Did you get that? We’re all literally designed to please others. Let that sink in for a moment.
This means that typically our responses to social interactions are based, largely, on social constructs and not our innate personal traits.
As you begin or continue to venture down the self-awareness path, you begin to recognize when the essential self is being suffocated for the good of the social self.
So, as I interact with my new friends or you interact with your co-workers or even family, there’s a good probability that we are adjusting our responses and behavior to match that of the people around us.
What’s the benefit of self-awareness?
There are a lot of benefits to self-awareness. Self-awareness is what keeps us from succumbing to peer pressure. Self-awareness allows us to stand up for ourselves or even our friends and family in a situation that is less than excusable. Self-awareness gets us out of harmful situations and toxic relationships.
Self-awareness positions itself as that “gut feeling”. That one that sits in your stomach at a particular moment in time that is telling you something different than the actions you are taking
But self-awareness also allows us to take the relationships we have in our life, these new friendships, existing relationships, and your relationship with yourself to the next level.
The pressure of the social self can be so suffocating. If you think back on the first time you were told “no” in your life, that’s when the social self-began to develop and emerge.
Can I touch a hot stove? NO.
Can I bite the kid who took my toy? NO.
Can I talk back to my parents? NO.
The social self is an important construct of our being – it teaches us that robbing banks is wrong. It teaches us the fundamentals of humanity and what are the widely accepted social constraints to be a fitting, productive member of society.
Now, begin to piece the puzzle together. This social self is also responsible for your beliefs and the actions that support your beliefs.
Can I say no when I don’t want to do something? Dad says NO. We have to do what he says. Don’t talk back.
Can I wear a bikini after I have a baby? Other moms say NO. It’s inappropriate to wear a bikini after you have kids, besides, your body will never be the same again anyway.
Can I eat what I want? Absolutely not. All foods that taste good make you fat. And by the way, fat means you’re bigger than a size 4. (Mom says so).
Are people with dreadlocks dirty?
Should everyone on food stamps just go get a job?
Are all elderly people excused from censorship because of their age?
Are people that believe in God being preachy?
Are girls who get pregnant in high school delinquents?
Did you, while you were reading those questions above, make a quick judgement? It’s ok if you did and it’s questions like this and so many more that are developed and relied on by what the social self means to each one of us, individually.
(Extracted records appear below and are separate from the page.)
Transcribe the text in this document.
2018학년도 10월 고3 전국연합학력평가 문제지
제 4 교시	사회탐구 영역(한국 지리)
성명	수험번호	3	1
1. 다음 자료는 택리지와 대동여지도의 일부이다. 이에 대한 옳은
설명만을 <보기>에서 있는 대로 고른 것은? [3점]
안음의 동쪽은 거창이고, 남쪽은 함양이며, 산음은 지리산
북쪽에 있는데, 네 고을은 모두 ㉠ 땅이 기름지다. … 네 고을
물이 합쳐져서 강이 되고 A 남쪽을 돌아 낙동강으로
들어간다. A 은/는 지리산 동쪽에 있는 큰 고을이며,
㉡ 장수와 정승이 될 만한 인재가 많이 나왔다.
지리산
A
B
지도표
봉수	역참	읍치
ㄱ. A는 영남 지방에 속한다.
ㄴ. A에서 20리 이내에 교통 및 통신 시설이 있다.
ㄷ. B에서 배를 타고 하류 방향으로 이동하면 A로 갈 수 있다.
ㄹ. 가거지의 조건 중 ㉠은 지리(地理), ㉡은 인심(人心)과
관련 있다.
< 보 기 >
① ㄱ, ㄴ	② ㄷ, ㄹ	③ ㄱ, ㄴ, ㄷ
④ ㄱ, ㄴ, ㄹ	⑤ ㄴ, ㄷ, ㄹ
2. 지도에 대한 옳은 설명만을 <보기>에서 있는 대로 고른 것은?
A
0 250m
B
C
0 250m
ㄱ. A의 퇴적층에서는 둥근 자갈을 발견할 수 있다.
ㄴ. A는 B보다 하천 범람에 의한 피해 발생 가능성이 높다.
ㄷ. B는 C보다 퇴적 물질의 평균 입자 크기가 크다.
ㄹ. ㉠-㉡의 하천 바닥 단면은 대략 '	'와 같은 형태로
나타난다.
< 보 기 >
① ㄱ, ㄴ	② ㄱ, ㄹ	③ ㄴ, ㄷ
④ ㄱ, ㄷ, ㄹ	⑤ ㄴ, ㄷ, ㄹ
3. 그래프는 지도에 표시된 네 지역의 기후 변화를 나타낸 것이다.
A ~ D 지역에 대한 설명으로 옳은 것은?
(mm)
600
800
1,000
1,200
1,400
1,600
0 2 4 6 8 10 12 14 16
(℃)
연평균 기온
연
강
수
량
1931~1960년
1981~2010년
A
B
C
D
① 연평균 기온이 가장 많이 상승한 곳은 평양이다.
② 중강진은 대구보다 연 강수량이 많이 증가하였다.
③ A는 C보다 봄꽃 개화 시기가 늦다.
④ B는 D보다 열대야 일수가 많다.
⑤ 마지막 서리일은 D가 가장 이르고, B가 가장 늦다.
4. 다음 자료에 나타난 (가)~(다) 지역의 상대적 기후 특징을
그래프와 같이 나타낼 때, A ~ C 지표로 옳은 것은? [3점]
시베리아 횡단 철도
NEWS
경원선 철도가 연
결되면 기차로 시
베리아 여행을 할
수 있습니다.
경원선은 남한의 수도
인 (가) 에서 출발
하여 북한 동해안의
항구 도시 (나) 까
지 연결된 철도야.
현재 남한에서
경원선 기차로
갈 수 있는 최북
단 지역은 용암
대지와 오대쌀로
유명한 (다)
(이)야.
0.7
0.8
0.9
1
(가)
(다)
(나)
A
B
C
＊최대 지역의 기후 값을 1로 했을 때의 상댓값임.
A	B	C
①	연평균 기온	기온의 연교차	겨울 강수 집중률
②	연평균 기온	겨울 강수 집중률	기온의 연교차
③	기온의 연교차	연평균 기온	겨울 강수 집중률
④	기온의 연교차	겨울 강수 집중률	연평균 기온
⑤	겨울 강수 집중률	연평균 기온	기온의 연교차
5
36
Judgement based on self-awareness
What’s the first assumption you make when you meet someone? Is there judgment passed about that person because of that?
Self-awareness allows us to begin to sit back and observe these thoughts without judgment or opinion. It allows us to wonder why the thought came to our heads in the first place. Maybe there’s still judgment attached to it. We’re human remember, but that judgment of others should also come with a deeper dive into where it came from and if / how it can be corrected in the future.
The more often you’re listening and observing your judgments of others, the more likely it is that eventually, you’ll begin to hear those judgments less and begin to look at people for who they are, never assuming a story about their past and personality – just as you would never want anyone to assume a story about you.
Rely on your instincts. They’ll direct you – and if you stop to listen long enough, you’ll realize you’re far more aware of yourself than you can even imagine.